Reparem no seguinte: quando as empresas que existem num sector de atividade não variam muito, os empresários conhecem-se; ora os empresários não são loucos, por isso naturalmente não andam a fazer guerra uns aos outros, é muito melhor viverem em paz. Então, o preço do produto ou serviço é o que maximiza o lucro da atividade. E nem precisam de combinar nada, todos sabem que isso é o que lhes convém. Se algum se armar em esperto e baixar margens, os outros caem-lhe em cima. Eu sei, já fui empresário, conheço o código.

O caso dos combustíveis é claríssimo: o preço da gasolina é o que maximiza o lucro das petrolíferas; se subir uns cêntimos, o consumo desce e com ele os lucros. Isso é assim porque as pessoas têm alternativas: transportes coletivos, partilha de carros, opção por carros mais económicos, etc. Não são muitas, mas são algumas. O argumento do preço do crude é apenas a narrativa para esconder a realidade.
O mesmo acontece com a energia.

O controlo dos preços nestas circunstâncias não se faz pela concorrência, que não existe, mas pela existência de alternativas doutro tipo do lado do consumirdor.

Ora no caso do financiamento dos Estados, o que mantém os juros controlados é a possibilidade de intervenção do Banco Central e a capacidade dos Estados de pressionarem os bancos, porque há sempre grandes interesses cruzados entre Estado e bancos. Como o BCE, ao contrário de qualquer banco central, não defende os Estados da periferia, estes ficaram na mão dos Bancos.

A “confiança dos mercados” é a “narrativa” neste caso. Os mercados não correm riscos, o que determina o juro é a capacidade negocial e o interesse da banca - os ratings etc servem para medir essa capacidade negocial, a capacidade de um país dizer "não". Nesta altura, como se avizinham eleições europeias, convém descer os juros para garantir que tudo fica na mesma – a seguir às eleições, os juros voltarão a subir se os políticos forem da mesma linha.

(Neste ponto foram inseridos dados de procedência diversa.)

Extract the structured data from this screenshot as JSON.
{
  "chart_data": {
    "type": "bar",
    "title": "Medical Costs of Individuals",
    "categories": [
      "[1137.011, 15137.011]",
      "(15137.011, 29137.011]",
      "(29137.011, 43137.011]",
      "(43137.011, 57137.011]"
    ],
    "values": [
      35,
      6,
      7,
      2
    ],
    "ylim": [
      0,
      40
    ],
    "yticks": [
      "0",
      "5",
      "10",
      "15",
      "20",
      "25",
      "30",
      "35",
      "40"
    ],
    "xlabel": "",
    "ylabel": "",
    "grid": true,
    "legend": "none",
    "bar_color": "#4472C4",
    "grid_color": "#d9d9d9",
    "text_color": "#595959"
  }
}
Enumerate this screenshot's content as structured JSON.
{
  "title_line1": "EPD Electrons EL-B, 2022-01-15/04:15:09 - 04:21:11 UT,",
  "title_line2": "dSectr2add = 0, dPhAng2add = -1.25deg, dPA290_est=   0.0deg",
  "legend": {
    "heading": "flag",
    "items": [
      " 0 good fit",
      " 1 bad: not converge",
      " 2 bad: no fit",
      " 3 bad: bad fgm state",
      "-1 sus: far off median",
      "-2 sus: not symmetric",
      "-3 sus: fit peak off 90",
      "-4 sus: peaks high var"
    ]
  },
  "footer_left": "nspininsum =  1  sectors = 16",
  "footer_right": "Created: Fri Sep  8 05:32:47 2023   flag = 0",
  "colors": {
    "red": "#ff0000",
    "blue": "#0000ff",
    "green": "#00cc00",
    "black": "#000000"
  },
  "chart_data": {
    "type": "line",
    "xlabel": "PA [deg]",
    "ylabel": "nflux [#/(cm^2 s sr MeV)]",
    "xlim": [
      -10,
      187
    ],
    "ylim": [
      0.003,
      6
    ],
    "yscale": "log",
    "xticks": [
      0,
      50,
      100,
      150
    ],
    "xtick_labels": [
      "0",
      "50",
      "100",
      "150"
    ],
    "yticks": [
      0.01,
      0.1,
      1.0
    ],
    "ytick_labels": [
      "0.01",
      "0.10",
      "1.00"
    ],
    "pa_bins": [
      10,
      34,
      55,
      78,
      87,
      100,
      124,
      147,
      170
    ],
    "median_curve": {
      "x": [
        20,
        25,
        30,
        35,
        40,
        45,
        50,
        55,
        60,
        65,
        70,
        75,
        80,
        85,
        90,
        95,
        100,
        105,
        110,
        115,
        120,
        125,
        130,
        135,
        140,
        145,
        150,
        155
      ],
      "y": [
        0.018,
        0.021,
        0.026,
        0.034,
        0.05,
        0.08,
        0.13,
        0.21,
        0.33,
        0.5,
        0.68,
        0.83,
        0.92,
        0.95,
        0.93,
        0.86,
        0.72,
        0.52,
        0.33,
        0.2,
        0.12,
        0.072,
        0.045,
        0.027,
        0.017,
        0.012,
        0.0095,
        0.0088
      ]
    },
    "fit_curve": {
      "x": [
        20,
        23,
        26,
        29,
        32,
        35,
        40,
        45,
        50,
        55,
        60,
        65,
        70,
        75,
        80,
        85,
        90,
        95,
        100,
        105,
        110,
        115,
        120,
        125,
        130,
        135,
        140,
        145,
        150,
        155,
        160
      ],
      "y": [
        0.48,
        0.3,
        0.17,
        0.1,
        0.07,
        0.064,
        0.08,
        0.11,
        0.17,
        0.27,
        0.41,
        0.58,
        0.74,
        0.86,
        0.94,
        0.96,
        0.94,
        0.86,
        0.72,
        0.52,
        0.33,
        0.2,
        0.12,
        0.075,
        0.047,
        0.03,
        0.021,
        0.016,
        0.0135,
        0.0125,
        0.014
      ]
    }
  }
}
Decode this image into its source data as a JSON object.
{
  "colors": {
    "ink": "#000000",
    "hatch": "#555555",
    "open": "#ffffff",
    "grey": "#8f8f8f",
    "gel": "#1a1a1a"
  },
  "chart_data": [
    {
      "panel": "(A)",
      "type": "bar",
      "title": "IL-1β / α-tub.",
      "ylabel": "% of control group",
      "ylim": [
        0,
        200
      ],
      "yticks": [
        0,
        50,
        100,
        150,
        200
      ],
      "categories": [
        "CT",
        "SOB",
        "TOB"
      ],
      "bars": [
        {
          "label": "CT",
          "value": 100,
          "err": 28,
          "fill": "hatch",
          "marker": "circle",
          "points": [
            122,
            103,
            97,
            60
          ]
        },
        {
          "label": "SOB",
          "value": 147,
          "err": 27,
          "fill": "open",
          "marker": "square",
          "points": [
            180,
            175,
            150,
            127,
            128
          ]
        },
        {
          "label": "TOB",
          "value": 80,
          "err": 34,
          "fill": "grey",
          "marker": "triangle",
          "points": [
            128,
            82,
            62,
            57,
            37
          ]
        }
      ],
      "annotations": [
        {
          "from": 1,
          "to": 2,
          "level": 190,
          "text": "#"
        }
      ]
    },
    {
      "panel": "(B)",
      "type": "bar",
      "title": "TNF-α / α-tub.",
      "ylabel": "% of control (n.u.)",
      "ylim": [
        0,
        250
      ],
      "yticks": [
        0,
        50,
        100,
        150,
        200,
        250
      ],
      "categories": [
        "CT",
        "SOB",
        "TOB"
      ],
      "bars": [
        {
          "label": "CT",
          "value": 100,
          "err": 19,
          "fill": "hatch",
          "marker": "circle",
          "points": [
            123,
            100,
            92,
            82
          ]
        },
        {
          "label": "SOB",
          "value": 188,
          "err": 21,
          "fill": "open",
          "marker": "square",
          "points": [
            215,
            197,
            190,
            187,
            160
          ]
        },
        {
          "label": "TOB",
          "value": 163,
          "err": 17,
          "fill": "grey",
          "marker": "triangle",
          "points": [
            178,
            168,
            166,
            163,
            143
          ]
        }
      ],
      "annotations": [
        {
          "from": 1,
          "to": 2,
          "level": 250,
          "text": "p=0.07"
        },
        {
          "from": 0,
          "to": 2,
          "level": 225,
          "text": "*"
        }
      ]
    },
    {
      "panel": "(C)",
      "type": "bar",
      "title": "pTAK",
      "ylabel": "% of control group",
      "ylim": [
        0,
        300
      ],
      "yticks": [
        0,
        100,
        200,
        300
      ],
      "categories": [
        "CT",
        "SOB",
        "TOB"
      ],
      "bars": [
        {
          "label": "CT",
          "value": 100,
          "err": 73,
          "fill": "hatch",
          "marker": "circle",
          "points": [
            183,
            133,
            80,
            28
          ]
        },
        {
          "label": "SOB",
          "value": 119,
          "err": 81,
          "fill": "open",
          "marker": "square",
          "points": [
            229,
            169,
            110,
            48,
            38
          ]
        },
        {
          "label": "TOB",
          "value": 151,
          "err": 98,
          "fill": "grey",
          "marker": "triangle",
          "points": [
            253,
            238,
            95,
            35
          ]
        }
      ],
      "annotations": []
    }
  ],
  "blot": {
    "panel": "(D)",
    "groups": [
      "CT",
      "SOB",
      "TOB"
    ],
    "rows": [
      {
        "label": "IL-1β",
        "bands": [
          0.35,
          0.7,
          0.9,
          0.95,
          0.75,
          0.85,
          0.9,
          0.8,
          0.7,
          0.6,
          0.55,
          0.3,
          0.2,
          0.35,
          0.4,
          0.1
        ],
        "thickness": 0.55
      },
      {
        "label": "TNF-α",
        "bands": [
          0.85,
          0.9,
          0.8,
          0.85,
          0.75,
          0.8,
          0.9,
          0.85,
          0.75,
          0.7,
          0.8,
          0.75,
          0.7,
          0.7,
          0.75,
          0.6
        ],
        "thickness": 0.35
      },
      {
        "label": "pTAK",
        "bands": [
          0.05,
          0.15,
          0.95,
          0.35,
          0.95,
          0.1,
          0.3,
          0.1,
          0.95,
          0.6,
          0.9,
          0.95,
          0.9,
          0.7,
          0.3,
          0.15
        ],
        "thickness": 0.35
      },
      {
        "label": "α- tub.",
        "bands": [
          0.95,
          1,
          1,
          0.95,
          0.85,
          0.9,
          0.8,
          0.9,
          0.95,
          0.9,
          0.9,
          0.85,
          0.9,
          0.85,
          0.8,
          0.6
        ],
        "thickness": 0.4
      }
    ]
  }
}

Eu sei que os banqueiros sabiam muito bem as consequências do Tratado de Lisboa porque fui convidado a fazer parte do ataque especulativo. A crise não é a causa deste processo, ao contrário, a crise é o que veio atrapalhar o processo de assalto especulativo porque de repente os países não ficaram em condições de aguentar o assalto. É por isso que o BCP teve um enorme problema com a dívida pública grega – o BCP estava em grande neste assalto às dívidas públicas dos países do Sul e de repente ficou entalado com a possibilidade (imprevista) de falência grega.

Os juros que estamos a pagar são indevidos. Como já disse, no mundo, os países só pagam juros dos empréstimos de divisas, não da sua moeda; por isso é que a receita do FMI é a que é, porque para estes países a receita é deixar de comprar divisas, cortar as importações. Aqui, a aplicação da mesma receita não faz diminuir apenas as divisas mas todo o dinheiro e assim colapsa o mercado interno.

Portanto, estamos a ser vítimas de um assalto especulativo dos bancos e do compadrio do BCE no processo, baseado na ideia de que este processo é bom para a Alemanha e para o Euro. E é, a curto prazo - explorar uma parte da população traz sempre vantagens, no curto prazo, para a restante população.
Ora isto não nos interessa. Ou a Europa adota realmente o princípio de que ninguém fica para trás, ou então temos de sair dela, porque ela vai escravizar-nos. E se adota esse princípio, então deve-nos os juros que estamos a pagar.

É isto que temos de exigir:

1 -ser ressarcidos dos juros que temos estado a pagar PORQUE SÃO devidoS ao facto do BCE ter permitido (apoiado) o assalto especulativo às dívidas soberanas;

2 - modificação do processo de financiamento dos Estados para os colocar ao abrigo de assaltos especulativos.

Estamos a regredir 10 anos por cada ano, e em pouco tempo estaremos pior do que antes do Salazar. Ou obtemos isto ou saímos do Euro. E entramos numa união dos países da periferia ou outra em que o PNE vigore realmente. Uma união de cooperação e não de competição.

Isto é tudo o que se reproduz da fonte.